Awards
- Fulbright Award - 1995
- Poland
- President's Award for Distinguished Teaching - 1988
Ronnie Carter, professor of English at IU East, could soon be one of the best known American scholars working on English studies in Poland. He has just mailed away his most recent bibliography on English studies to be published this summer. English Studies in Post-War Poland is forthcoming from the Adam Mickiewicz University Press. He anticipates the finished product to be a nearly 1,000-page national registry of all master's theses, doctoral dissertations and doctor hibilitacje degrees (a post-doctoral degree for a published book other than a dissertation) on English studies in Poland. Carter began his interest in Poland in the early 1980s, making his first trip there in 1984 when he taught the spring semester at Warsaw University. He has been returning at least every summer since then and did a sabbatical in 1995-96. "I like the people and the country very much, and I keep going back."

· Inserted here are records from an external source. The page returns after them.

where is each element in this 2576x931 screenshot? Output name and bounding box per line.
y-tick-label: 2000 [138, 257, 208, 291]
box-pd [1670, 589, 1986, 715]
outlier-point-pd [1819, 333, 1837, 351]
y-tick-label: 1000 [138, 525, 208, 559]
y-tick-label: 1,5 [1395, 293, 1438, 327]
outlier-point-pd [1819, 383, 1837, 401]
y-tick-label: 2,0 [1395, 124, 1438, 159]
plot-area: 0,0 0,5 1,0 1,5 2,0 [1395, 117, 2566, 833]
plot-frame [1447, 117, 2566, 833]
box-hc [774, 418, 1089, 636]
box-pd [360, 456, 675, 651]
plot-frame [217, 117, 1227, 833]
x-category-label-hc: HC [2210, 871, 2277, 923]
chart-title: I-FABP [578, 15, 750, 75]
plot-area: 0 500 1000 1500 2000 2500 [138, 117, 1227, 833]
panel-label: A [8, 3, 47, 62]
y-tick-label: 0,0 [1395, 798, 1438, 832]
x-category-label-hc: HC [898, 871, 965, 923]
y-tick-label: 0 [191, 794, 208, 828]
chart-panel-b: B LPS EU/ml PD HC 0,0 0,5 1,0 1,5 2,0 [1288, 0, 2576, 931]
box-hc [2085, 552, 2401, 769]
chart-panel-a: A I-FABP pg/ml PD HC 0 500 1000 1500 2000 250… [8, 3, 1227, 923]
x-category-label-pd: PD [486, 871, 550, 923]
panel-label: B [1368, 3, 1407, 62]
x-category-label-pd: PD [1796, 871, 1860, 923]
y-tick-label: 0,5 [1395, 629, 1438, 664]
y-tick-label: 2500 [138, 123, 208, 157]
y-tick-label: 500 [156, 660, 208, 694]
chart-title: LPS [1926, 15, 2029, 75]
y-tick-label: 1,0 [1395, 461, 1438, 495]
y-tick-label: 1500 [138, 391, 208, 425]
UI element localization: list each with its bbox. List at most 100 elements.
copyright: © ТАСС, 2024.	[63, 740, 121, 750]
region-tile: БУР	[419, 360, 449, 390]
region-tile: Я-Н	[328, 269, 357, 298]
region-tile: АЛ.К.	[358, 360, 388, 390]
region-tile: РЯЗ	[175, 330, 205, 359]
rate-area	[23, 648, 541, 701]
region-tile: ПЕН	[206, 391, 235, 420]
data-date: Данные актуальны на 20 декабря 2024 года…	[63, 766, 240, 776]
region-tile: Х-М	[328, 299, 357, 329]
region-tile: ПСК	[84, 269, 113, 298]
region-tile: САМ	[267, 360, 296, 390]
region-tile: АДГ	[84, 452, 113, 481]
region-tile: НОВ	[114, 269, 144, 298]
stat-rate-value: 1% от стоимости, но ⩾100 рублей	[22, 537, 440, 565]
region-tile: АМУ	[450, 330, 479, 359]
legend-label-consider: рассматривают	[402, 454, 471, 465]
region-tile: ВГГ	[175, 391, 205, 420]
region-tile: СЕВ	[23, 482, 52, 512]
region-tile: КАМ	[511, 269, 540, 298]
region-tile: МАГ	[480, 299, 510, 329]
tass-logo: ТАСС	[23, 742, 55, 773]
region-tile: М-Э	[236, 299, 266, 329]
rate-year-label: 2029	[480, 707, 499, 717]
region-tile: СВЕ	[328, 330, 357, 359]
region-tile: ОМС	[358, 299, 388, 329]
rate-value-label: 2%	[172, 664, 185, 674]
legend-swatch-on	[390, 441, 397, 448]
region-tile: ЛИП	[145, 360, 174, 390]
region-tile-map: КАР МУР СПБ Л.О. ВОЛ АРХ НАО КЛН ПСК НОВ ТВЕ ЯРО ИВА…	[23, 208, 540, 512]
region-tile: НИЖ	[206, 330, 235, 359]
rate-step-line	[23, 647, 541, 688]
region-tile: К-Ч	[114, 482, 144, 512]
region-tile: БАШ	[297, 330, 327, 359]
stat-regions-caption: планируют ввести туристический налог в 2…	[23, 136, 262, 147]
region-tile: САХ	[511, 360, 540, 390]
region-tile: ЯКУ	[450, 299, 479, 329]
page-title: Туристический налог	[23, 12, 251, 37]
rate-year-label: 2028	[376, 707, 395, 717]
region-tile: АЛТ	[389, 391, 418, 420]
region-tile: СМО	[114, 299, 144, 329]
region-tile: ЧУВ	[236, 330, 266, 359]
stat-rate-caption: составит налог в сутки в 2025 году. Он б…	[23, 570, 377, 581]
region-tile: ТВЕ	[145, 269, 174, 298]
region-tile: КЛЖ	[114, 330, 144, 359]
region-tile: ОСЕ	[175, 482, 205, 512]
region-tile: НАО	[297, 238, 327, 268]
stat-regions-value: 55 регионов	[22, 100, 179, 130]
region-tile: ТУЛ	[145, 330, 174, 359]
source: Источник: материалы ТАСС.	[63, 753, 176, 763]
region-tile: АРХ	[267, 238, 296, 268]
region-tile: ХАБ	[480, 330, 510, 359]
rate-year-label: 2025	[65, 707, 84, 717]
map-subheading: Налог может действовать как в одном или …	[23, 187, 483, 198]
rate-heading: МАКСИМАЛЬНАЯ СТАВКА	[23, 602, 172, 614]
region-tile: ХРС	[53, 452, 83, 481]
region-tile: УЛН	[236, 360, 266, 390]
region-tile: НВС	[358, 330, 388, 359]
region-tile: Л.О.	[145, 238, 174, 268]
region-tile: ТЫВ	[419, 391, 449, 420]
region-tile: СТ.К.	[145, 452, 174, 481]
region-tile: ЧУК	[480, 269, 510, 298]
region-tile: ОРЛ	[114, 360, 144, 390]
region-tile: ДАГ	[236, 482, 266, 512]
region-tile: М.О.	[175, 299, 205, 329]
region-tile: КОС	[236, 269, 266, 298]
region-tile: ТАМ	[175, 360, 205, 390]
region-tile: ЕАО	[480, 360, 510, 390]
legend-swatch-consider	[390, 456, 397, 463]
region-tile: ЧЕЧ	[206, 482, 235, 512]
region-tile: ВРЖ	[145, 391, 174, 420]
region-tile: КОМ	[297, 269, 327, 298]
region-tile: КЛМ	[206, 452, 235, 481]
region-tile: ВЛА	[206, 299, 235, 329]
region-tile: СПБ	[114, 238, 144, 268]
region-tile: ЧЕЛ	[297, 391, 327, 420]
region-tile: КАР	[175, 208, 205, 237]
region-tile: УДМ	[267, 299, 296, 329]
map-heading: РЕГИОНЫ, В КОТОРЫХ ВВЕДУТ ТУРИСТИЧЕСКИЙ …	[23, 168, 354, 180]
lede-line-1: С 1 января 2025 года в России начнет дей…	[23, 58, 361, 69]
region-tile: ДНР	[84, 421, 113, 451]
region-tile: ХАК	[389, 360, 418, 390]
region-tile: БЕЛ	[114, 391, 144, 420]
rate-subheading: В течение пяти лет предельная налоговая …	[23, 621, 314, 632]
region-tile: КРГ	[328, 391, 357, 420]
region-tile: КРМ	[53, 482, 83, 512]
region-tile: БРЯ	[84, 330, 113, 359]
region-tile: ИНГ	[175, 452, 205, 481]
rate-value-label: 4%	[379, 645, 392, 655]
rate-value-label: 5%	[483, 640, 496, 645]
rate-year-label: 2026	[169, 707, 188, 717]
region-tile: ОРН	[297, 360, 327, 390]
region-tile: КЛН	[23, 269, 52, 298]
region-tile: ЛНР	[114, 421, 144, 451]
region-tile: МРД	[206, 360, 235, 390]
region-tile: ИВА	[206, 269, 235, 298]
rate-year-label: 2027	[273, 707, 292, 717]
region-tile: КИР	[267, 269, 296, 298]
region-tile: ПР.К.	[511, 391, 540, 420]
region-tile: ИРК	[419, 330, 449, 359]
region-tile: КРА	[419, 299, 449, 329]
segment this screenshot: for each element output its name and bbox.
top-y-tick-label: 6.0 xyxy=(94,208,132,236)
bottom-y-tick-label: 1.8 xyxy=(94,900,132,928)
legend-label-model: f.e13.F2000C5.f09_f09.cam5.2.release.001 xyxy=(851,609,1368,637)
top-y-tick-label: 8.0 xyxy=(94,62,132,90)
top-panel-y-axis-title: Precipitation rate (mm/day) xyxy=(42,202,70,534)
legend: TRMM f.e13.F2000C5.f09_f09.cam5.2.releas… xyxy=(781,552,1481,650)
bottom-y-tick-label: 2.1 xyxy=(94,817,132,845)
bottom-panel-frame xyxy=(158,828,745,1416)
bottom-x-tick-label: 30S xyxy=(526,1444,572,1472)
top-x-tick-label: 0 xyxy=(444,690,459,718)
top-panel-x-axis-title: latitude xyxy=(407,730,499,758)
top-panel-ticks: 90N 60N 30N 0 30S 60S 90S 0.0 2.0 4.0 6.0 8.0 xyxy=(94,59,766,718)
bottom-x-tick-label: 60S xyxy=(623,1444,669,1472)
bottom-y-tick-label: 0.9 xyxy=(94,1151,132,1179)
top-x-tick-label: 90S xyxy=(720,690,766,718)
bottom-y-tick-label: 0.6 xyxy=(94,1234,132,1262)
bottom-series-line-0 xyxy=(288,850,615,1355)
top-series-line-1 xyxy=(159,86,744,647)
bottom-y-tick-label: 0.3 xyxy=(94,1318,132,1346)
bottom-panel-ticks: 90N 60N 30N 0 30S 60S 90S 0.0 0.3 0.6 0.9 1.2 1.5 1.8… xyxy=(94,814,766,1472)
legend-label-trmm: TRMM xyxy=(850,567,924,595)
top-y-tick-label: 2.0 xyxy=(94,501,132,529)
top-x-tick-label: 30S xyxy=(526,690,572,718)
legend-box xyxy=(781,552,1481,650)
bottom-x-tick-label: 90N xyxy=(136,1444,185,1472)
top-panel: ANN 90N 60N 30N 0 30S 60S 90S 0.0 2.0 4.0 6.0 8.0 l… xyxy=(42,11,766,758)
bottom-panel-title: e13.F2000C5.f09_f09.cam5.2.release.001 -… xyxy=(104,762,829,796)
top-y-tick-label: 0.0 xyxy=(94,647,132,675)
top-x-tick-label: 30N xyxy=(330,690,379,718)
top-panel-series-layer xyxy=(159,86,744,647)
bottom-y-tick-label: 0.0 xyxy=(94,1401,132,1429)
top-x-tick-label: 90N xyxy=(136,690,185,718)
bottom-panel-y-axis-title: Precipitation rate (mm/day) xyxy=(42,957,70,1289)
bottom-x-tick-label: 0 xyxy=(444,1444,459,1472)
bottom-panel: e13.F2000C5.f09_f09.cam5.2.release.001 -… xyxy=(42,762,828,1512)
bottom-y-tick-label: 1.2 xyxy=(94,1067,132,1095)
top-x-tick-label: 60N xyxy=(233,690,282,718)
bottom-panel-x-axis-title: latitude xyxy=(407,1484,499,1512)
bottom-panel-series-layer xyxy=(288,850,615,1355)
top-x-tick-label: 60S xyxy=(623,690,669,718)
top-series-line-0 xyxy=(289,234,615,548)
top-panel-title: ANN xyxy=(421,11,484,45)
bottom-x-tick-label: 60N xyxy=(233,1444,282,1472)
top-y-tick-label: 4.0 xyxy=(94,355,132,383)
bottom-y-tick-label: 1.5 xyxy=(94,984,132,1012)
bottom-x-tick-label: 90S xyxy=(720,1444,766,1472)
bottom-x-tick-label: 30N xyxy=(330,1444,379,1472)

Carter is also the editor of two volumes of Jack London stories on the Polish market at this time. Northland Tales is a collection of London stories never translated and published in Polish. Samuel and Other Tales includes 25 stories out of print for 50 years or more. Carter says the Polish people have a great fondness for action stories set in faraway places with strange sounding names. London's novels have sold 8.3 million copies and 14.5 million copies of journals, magazines and Sunday supplements have sold in Poland. The only American writer even close to that success is Ernest Hemingway.
English studies as a discipline is very popular in Poland. Carter says there are 12,000 students pursuing degrees in English. He is considering selecting and editing other American writers and publishing collections in Poland.